Workflow of an OpenStack contribution and tools (3h including 2h exercises)

Second day

The Contribution Process (1 hour)

( slides )
  • Take the pulse of the project.
  • Figure out who's behind it.
  • Determine the project's social groups.
  • Assess your approach.
  • Engage immediately.
  • Play with your network.
  • Perform the smaller tasks.
  • Choose a question.
  • Familiarize yourself with the code of conduct.
  • Understand the conventions.
  • Explain what you do.
  • Prepare the backport.
  • Learn what's local and what's upstream.
  • Learn what distinguishes good work flow from bad work flow.
  • Quantify the delta.
  • Speed up the acceptance.
  • Determine the time frame.
  • Maximize karma.
  • Work in parallel.
  • Archive and collect.

Agile for Contributors (15 min)

( slides )
  • Apply agile
  • Who is the customer?
  • Company & Upstream product owner
  • Sprint review presentation to Upstream

Contribution Simulation (2 hour)

The students make a virtual contribution simulation using Lego bricks as props, with the goal of expanding a Lego town, built by upstream.

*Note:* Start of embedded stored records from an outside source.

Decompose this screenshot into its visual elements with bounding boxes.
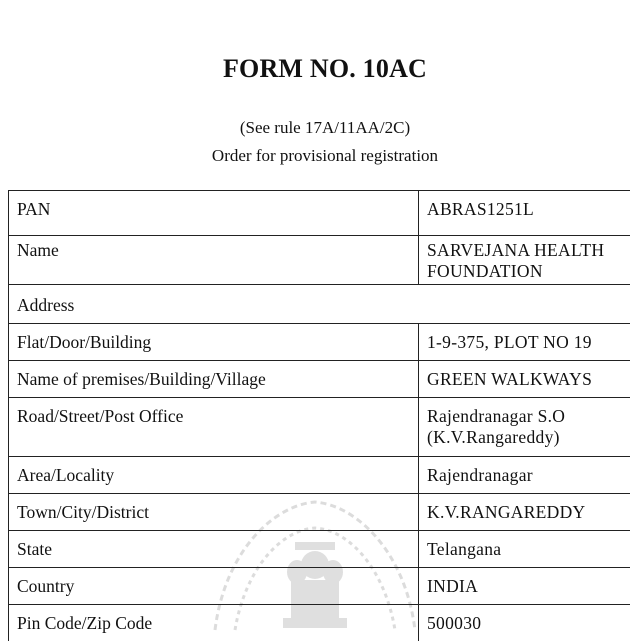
table-row [9, 457, 630, 494]
country-value: INDIA [419, 568, 630, 605]
table-row [9, 568, 630, 605]
address-heading: Address [9, 285, 630, 324]
name-value [419, 236, 630, 285]
rule-reference: (See rule 17A/11AA/2C) [0, 118, 630, 138]
table-row [9, 605, 630, 641]
name-value-line1: SARVEJANA HEALTH [427, 240, 630, 261]
table-row [9, 236, 630, 285]
pin-label: Pin Code/Zip Code [9, 605, 419, 641]
registration-table [8, 190, 630, 641]
pin-value: 500030 [419, 605, 630, 641]
town-value: K.V.RANGAREDDY [419, 494, 630, 531]
table-row [9, 398, 630, 457]
form-subtitle: Order for provisional registration [0, 146, 630, 166]
pan-label: PAN [9, 191, 419, 236]
table-row [9, 531, 630, 568]
country-label: Country [9, 568, 419, 605]
table-row [9, 191, 630, 236]
state-label: State [9, 531, 419, 568]
table-row [9, 285, 630, 324]
road-value-line1: Rajendranagar S.O [427, 406, 630, 427]
pan-value: ABRAS1251L [419, 191, 630, 236]
table-row [9, 361, 630, 398]
flat-label: Flat/Door/Building [9, 324, 419, 361]
road-value-line2: (K.V.Rangareddy) [427, 427, 630, 448]
road-label: Road/Street/Post Office [9, 398, 419, 457]
road-value [419, 398, 630, 457]
premises-label: Name of premises/Building/Village [9, 361, 419, 398]
form-title: FORM NO. 10AC [0, 54, 630, 84]
premises-value: GREEN WALKWAYS [419, 361, 630, 398]
name-value-line2: FOUNDATION [427, 261, 630, 282]
town-label: Town/City/District [9, 494, 419, 531]
state-value: Telangana [419, 531, 630, 568]
area-label: Area/Locality [9, 457, 419, 494]
table-row [9, 324, 630, 361]
flat-value: 1-9-375, PLOT NO 19 [419, 324, 630, 361]
table-row [9, 494, 630, 531]
area-value: Rajendranagar [419, 457, 630, 494]
name-label: Name [9, 236, 419, 285]
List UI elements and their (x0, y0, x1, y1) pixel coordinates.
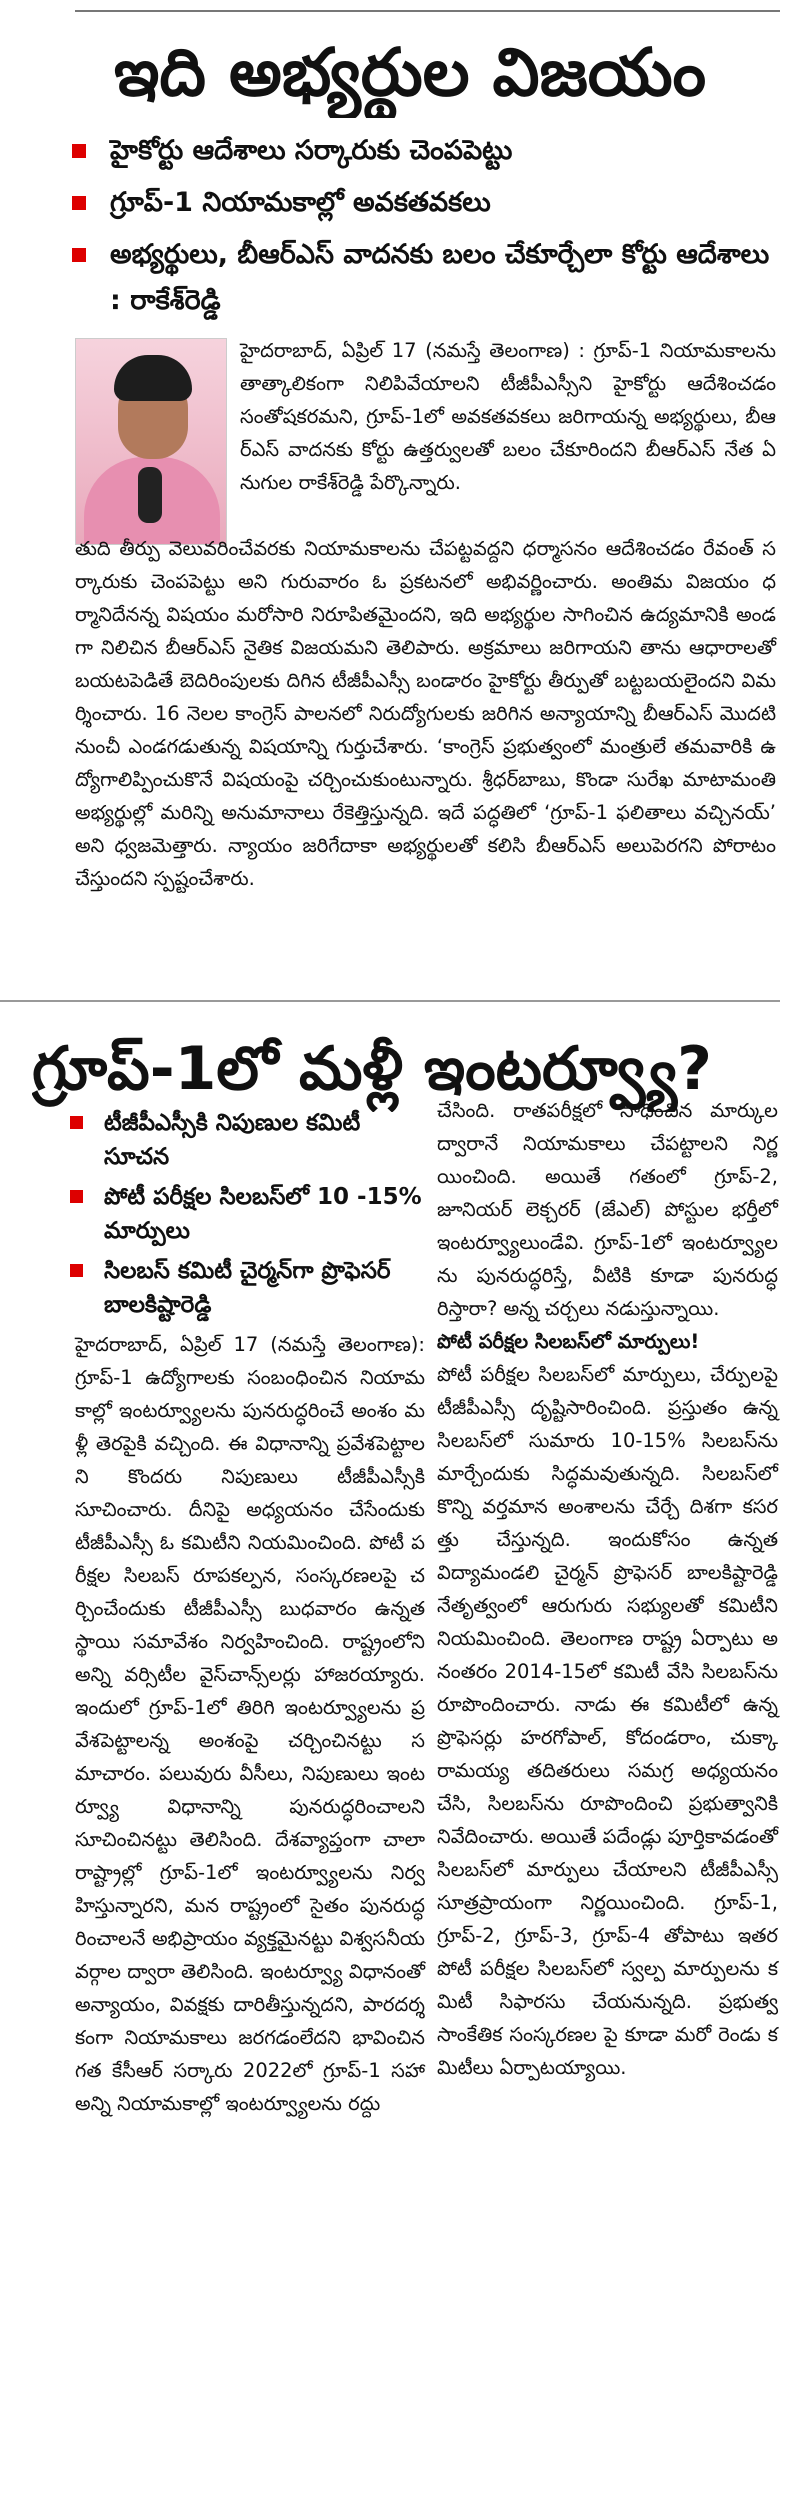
section-divider (0, 1000, 780, 1002)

They are divided into teams; the teacher is by turns the product owner in the company and the upstream.

Contribution Planning (2 hours)

( odp slides pdf slides )


  • The students use template slides to prepare a 5-minute presentation of their planned contribution.
  • A sample presentation is given by the teacher, as an example.
  • Each student group prepares a presentation describing:
    • the contribution they plan to work on during the online sessions,
    • how they will engage with the Upstream,
    • how it contributes to the company's agenda
    • and whom they will be working with.